Pictures of what are claimed to be the largest-ever photographic lens have been released... and it sure is a whopper. The lens measures 1.57 meters, or 5.1 feet, in diameter and has been designed for use at the Large Synoptic Survey Telescope (LSST), which is currently being constructed in Chile, where it will be mounted in front a camera with a 3,200 megapixel sensor.
Called L-1, the lens is currently at SLAC, the Stanford Linear Accelerator Center, in California, which is assembling the super-resolution camera for the telescope. The lens is mounted with a smaller companion lens (1.2 meters / 3.9 feet in diameter) in a carbon fiber structure. Both lenses have been designed by the Lawrence Livermore National Laboratory (LLNL), and have been built over the past five years by Boulder, Colorado-based Ball Aerospace and Technologies Corp. and its subcontractor, Tucson-based Arizona Optical Systems.

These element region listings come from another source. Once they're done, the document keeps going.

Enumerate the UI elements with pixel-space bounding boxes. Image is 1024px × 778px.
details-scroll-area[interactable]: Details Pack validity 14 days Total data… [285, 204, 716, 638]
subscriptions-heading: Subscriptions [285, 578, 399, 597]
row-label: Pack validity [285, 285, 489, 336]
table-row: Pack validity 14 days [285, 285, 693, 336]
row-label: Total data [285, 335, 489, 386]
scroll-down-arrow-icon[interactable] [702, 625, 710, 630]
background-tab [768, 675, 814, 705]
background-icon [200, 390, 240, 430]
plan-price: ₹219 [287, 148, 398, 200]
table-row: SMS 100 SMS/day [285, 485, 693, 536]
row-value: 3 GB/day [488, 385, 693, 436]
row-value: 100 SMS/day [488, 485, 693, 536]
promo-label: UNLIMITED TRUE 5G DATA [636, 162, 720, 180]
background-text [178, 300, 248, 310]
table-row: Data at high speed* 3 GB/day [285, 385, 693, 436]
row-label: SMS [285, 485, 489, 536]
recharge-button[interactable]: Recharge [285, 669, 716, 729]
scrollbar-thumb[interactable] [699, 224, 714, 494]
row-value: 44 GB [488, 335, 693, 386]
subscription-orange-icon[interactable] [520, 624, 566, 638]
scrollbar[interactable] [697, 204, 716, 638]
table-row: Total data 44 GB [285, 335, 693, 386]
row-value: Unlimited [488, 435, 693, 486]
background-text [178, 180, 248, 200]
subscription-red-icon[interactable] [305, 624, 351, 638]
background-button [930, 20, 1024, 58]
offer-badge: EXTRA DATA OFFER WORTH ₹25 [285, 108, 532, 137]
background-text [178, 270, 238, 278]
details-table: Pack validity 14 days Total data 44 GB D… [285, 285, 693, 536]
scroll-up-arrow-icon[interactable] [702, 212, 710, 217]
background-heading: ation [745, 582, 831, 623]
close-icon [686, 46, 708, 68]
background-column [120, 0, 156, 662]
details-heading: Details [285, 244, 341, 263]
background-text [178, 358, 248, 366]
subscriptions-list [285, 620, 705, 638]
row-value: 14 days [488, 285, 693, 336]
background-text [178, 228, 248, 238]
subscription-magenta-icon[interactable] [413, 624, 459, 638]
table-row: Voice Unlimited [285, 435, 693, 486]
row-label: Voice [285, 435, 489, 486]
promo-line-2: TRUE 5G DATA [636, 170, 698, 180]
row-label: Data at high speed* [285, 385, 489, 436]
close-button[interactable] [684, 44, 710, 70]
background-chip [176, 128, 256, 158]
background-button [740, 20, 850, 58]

The camera is budgeted to cost $168 million and is more than 90 percent complete; it is due to be finished by early 2021. A third and final lens is due to be delivered to SLAC in the next few weeks.
The 8.4-meter LSST telescope will take digital images of the entire visible southern sky every few nights. During a 10-year time frame, LSST is expected to detect about 20 billion galaxies — observing more galaxies than there are people on Earth – and will create a time-lapse movie of the sky.
This data is designed help researchers better understand dark matter and dark energy, which together make up 95 percent of the universe, but whose makeup remains unknown, as well as study the formation of galaxies, track potentially hazardous asteroids and observe exploding stars.
The telescope’s camera — the size of a small car and weighing more than three tons — will capture full-sky images at such high resolution that it would take 1,500 high-definition television screens to display just one picture.